Michaud, Oswald
Oswald Michaud. Acoustician, pianist, inventor, b Verner, near North Bay, Ont, 18 Jul 1891, d Montreal 24 Aug 1966. At 18 he went to work for a piano manufacturer in Ste-Thérèse-de-Blainville, near Montreal, and learned piano technology and tuning; in 1910 he obtained a diploma as a piano tuner/technician in Battle Creek, Mich. At the same time he took private courses in piano, harmony, electronics, and industrial chemistry. He began practising his trade as a tuner at McGill University in 1911. Sometime later he joined the teaching staff at the Conservatoire national of Montreal and there taught acoustics and was an examiner for 25 years. He also played the piano for silent movies ca 1911-22. In partnership with Euclide and Jérémie David, he founded the piano manufacturing firm David & Michaud and was its secretary-treasurer in 1922. He was the regular tuner for the Montreal studios of the CRBC (later the CBC) from its creation until the late 1950s.
In 1937 Michaud developed an electric piano, which he named the Sonobel. Having removed the soundboard from an upright piano, he thought of attaching a small electromagnet to each of the 88 strings, linking these in turn to an amplifier connected to one or several loudspeakers. While the natural timbre of the instrument was preserved, each string could resonate fully. Since a pedal allowed the sound to be increased or diminished, a considerable variety of expression was possible. According to the inventor, 'it gives a whole new colour to the sound texture - powerful bass notes, and crystal clear high notes - and is suitable for the whole range of piano literature, early, classical, or modern' (Montreal Petit Journal, 20 May 1951).
In 1939 Paul de Marky played the Sonobel on the CBC and in Charlottetown at an official reception for King George VI and Queen Elizabeth. Paul Doyon, Alfred La Liberté, and the famous pianist Egon Petri performed on the instrument.

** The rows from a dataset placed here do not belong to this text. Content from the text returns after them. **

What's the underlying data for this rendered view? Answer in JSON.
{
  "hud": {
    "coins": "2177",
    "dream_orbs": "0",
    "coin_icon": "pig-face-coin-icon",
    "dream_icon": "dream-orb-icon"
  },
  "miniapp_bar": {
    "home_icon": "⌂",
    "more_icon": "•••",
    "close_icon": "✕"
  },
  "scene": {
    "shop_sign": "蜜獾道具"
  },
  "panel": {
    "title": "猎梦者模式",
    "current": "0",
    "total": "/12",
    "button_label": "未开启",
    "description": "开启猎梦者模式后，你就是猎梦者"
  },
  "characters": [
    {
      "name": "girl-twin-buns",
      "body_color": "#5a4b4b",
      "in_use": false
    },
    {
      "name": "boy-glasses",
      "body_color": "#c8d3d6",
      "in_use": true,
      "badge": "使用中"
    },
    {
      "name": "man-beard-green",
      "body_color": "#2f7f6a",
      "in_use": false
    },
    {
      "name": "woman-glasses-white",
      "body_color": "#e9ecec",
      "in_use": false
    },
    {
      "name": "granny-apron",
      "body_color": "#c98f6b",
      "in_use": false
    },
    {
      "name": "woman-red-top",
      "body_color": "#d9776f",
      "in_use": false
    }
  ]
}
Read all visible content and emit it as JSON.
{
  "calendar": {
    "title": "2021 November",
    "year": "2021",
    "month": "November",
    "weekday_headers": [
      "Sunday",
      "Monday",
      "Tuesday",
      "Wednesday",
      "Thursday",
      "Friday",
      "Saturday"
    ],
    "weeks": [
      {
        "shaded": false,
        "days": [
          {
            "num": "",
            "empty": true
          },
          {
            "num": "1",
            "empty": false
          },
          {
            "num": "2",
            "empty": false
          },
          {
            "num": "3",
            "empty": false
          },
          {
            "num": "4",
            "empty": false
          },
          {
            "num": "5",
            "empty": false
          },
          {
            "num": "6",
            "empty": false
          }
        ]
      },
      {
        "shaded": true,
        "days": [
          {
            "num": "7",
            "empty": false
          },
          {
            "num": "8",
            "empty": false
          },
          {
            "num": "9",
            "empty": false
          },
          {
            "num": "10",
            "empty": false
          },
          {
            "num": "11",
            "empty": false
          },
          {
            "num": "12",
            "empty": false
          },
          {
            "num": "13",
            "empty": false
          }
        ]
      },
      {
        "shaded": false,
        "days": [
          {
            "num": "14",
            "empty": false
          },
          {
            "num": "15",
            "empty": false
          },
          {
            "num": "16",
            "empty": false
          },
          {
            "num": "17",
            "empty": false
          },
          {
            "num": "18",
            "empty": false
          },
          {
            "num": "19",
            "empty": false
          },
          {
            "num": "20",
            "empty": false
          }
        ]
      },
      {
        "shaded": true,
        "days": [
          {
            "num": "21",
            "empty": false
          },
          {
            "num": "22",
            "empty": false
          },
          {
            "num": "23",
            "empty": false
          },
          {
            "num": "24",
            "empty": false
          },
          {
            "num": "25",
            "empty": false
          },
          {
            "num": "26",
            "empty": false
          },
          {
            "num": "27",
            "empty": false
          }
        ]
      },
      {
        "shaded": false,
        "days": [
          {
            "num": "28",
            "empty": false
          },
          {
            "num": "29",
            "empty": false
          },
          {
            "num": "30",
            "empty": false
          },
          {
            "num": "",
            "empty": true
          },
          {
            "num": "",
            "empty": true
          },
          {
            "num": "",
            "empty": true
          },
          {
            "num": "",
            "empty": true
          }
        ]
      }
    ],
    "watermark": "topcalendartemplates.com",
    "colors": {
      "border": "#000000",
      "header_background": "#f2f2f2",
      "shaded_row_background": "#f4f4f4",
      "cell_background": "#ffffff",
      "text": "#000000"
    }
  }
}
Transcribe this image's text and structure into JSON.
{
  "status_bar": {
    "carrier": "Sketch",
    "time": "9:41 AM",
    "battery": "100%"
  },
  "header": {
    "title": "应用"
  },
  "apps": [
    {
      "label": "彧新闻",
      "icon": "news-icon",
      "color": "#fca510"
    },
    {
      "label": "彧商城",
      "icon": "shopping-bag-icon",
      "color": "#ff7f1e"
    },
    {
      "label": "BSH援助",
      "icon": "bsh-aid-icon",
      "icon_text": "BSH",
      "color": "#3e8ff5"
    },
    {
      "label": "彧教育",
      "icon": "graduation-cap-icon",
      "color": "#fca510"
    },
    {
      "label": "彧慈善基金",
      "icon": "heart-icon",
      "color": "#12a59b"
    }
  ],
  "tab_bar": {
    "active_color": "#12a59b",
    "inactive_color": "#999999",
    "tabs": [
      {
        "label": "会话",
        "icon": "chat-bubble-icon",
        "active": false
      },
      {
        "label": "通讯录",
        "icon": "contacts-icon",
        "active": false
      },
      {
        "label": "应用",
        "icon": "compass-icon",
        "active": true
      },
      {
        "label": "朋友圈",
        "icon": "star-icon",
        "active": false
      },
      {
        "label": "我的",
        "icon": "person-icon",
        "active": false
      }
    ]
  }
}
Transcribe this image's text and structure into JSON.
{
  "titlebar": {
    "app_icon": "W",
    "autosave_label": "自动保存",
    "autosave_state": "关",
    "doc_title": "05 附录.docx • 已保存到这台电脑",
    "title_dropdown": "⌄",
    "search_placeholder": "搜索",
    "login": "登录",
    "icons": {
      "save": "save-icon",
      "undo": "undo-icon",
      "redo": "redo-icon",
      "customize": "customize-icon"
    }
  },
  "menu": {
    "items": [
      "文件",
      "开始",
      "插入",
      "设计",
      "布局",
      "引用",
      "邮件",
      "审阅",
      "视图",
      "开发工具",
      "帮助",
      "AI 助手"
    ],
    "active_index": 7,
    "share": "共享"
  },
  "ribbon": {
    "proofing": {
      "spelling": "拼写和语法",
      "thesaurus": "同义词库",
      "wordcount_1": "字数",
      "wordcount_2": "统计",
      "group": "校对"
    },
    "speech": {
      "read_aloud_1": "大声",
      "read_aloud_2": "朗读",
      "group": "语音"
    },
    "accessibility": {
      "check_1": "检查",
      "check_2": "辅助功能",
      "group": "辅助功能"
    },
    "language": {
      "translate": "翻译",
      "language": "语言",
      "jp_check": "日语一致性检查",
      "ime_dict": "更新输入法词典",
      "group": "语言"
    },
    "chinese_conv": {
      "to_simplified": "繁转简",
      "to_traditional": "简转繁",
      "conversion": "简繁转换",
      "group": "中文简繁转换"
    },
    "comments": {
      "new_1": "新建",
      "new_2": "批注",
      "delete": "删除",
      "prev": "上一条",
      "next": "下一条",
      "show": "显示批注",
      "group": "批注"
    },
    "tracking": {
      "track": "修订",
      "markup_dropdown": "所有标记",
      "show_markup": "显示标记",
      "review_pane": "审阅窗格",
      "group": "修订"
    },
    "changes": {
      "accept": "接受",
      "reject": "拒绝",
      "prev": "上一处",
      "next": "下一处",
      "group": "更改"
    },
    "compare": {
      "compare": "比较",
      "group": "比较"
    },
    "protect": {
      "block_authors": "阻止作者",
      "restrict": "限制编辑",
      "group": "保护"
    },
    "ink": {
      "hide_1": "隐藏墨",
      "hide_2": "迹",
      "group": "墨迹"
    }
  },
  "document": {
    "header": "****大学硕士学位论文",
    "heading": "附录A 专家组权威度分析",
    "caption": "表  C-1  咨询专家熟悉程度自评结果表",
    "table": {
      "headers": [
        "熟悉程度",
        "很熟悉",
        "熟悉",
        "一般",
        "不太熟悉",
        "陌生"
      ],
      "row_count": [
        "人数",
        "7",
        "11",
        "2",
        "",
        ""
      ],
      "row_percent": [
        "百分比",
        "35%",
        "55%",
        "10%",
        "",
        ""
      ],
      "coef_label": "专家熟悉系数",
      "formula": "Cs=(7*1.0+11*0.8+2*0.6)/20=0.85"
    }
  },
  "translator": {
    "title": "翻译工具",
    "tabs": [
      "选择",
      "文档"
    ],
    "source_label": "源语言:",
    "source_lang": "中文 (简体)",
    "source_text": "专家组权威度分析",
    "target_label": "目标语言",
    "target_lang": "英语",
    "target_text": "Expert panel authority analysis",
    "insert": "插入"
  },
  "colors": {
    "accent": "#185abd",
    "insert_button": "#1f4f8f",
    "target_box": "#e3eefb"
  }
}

In a letter to Michaud dated 16 Jan 1941, Petri praised his 'extraordinary Sonobel piano' and spoke of it as 'a wonderful invention in which pianists will take delight.' Because of the scarcity of materials during World War II the invention could not be exploited commercially. Michaud had to be satisfied with making a second prototype, which he installed in a CBC studio in the early 1950s.